Ever been so thirsty that you've started hallucinating? Let's just say its not conducive to your performance. A quick look at hydration and exercise.

We had a gentleman who was about 50 years old bring his bike to us. He had been an avid rider in his youth, and, like many of the rest of us, left the sport when the demands from his career and family pulled him away.

He was nearing retirement and had decided to reenter the sport.

We helped get new tires on his bike and get it in rideable condition again. He headed out the door and the next day, he joined a group of cyclists on a short, fundraising ride.

The ride was being held on a cool, slightly rainy day. All of the cyclists were enjoying the coolness of the morning.

Unfortunately this type of weather lures riders into drinking less. Our new cycling friend died that afternoon during a short climb when his electrolytes fell out of balance from the lack of water. His heart seized, and he collapsed.

It was a sad day in our cycling community, and all of the cyclists took the lesson deeply to heart.

The Importance of Water in Cycling

When I am exercising, my body cannot get enough water.  The sweat just pours off of me, and I am always stopping to refill my bottle.  We may think of water as being mainly a "cooling mechanism", and it is, but it has other important roles as well, primarily in waste elimination.

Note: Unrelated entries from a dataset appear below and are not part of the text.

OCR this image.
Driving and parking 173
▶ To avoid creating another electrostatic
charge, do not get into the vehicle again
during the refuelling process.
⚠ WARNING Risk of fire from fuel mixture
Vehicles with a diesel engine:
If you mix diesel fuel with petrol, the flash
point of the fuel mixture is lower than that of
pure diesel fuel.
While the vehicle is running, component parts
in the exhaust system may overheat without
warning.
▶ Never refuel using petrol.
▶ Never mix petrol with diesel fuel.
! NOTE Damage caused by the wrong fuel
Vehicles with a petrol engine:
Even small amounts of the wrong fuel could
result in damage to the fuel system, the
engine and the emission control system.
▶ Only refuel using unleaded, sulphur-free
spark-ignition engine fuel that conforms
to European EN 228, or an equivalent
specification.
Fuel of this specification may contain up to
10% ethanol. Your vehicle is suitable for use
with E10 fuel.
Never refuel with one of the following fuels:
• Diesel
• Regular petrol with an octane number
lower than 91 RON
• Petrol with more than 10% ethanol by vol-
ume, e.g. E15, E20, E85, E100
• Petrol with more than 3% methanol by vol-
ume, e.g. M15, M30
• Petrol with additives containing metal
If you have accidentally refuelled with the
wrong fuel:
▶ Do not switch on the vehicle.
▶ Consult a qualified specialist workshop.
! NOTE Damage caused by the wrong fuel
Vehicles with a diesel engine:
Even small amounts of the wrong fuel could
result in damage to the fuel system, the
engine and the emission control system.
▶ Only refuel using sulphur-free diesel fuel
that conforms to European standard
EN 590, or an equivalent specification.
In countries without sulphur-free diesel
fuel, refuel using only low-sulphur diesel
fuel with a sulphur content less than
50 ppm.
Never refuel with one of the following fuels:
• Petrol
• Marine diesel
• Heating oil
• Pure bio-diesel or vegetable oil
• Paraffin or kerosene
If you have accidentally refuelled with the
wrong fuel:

You see, when you are working hard, your bodies are producing a lot of wastes.  In order to continue functioning, those wastes - such as lactic acid and carbon dioxide - have to be carried away from the muscles in the bloodstream. 

And blood is 83% water.

Staying hydrated keeps the blood flowing and carrying wastes to your kidneys and lungs.  It also helps keep your body cool with sweat. Keep the water flowing.

Choose A Cycling Water Bottle!

Here's a review of my three favorite water bottles
Choose the right bike bottle!Besides your helmet, this is the most important part of your bicycle. Preventing heat stroke and getting enough fluid should be your biggest concern.

Performance Loss

For most of us, cycling is an endurance sport. We do nightly rides, weekend rides, training rides and tours.  Its a great way to see the world from a different perspective and an excellent way to stay in shape. 

However, most cyclists suffer from a major dip in energy performance starting about an hour of exercise.  You see, they go through the first half hour of exercise without drinking much water.  By the time they notice that they are thirsty, they are already at a disadvantage. 

A loss of 2% of body water will significantly cost you performance ability.  And if you let it drop to 5% you will likely be suffering from at least a 30% drop in your ability to ride. 

Heat Illness

Heat exhaustion, heat cramps, heat stroke, these are different variations of symptoms that clearly state someone has been working out hard in hot weather and has not been keeping the fluid uptake high enough.  

When you cross into these boundaries, it is time to seek medical attention.  Stop exercising, increase your fluids, get electrolytes into your body and, if necessary, seek an IV drip.  Fevers of 106 degrees Fahrenheit are not a good thing. 

Electrolyte Balance

A lot of the old exercise books I grew up on only stressed the importance of water without balancing the importance of electrolytes.  It is imperative to keep enough of both in your system.  After all, sweat contains both, so you are losing both when you exert yourself. 

If you watch a major Tour such as the Tour de France, you will see that many of the cyclist's shorts are caked with white salt residue left behind by sweat. This is just an example of what your body is suffering from as you exercise. 

How much Water Should I Drink?

Here's the real question, and it is one that you may have to answer for yourself.  For most people, you will need to drink at least 20 oz (one regular-sized water bottle) every hour.  Other will find that they need a lot more fluid in order to stay hydrated. 

For example, I normally went through 2 bottles an hour, and my preference was to use one bottle of straight water, and one with an electrolyte substance in it.  So, for a two-hour bike ride I would carry two water bottles on my bike frame and two in the back pocket of my jersey.

 The main think is to start drinking early.  I drink a lot of water before I start riding, and then I also begin to start sipping water at about 20 minutes into a ride.  No matter how much water you drink, it is hard to stay ahead of your body's need.